Love is that one commodity which, when given away, increases in proportion to the gift. The more we share our love, the more we have left over, like the baskets of bread collected after Jesus fed the multitude. The apostle Paul proceeded with the assumption of abundance when he wrote, “Do not worry about anything, but in everything by prayer and supplication with thanksgiving let your requests be made known to God.”10/

This is precisely the attitude that I commend to Providence Church as we face the future together. We now have completed well over nine million dollars worth of construction. We have an indebtedness of nearly seven million. Now we can relate to this reality from the attitude of scarcity and fear. This will inevitably lead to divisiveness and rancor in the household of Providence.

But I am confident that we shall respond to this financial challenge from the perspective of abundance. God has blessed us with the infinite resources of his love. Our lives have taken on meaning because we are plugged into that which is eternal, through the ministry of this church. Life is something more for us than the thirty days between a paycheck. Our existence is more than the mere hyphen that will some day punctuate dates on our tombstone. Our lives are in pilgrimage with God. We are making that meaningful pilgrimage together  in community  with those whom we love. Giving to God’s kingdom unites us with one another because we are united with the eternal Christ!

A little girl who was just old enough to attend worship with an ear of understanding was mystified by the altar’s cross. She whispered to her father, “Daddy, what’s that plus sign doing up there?” Yes, God has erected in history a paradoxical plus sign in the form of a cross. This cross points us toward the fact that this is a world abundantly supplied with God’s love.

During the 1930’s, at a time of apparent scarcity, a panel of speakers assembled in Chicago’s impoverished southside black ghetto. One of the speakers was the atheist Clarence Darrow. He berated his audience and summed up their woes by cynically citing that they kept on singing those ridiculous spirituals. “No one can sing like you do!” he shouted. “What do you have to sing about?” he protested. Immediately a lady in the congregation retorted, “We got Jesus to sing about!” And with her response there came a crescendo of Amens. For once the great trial lawyer Clarence Darrow was speechless.11/

Why does the act of giving unite us? Merely because, through giving, we discover together that life is supplied with the infinite abundance of God’s love.
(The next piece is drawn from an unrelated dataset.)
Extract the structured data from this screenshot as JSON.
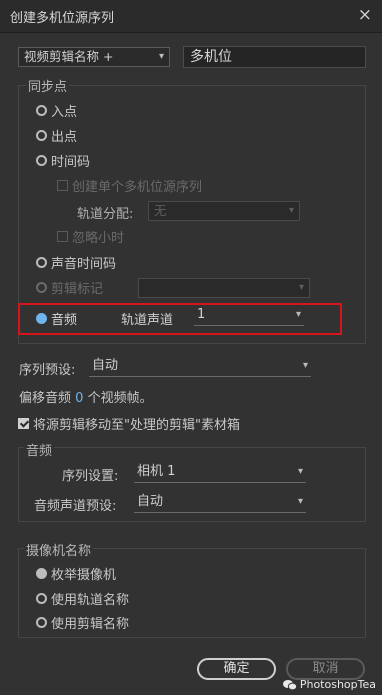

It was the voice of youth that spoke such a profound truth through the pen of William Shakespeare as he gave utterance to fair Juliet:

“My bounty is boundless as the sea,

My love as deep; the more I give to thee

The more I have, for both are infinite.”12/

 

Footnotes:

 

1. I Corinthians 9:18 NRSV

2. Romans 16:23 The Greek reference here is xenos mou  my host or one who extends hospitality.

3. I Corinthians 16: 6 NRSV

4. Philippians 4: 18 b NRSV

5. Philippians 4: 1112 NRSV

6. Philippians 4:13 NRSV

7. Philippians 4:14 NRSV

8. Philippians 4:4 NRSV

9. Parker Palmer, The Active Life: A Spirituality of Work, Creativity and Caring (San Francisco: Harper & Row, Publishers, 1990), p. 126.

10. Philippians 4:6 NRSV

11. Maxie D. Dunnam, The Communicator’s Commentary: Galatians, Ephesians, Philippians, Colossians, Philemon, with Lloyd J. Ogilvie, General Editor (Waco, Texas: Word Books, Publisher, 1982), pp. 320321.

12. William Shakespeare, Romeo & Juliet, Act 2, Scene 2, from Complete Works New York: P. F. Collier & Son Corporation, 1925), p. 1075.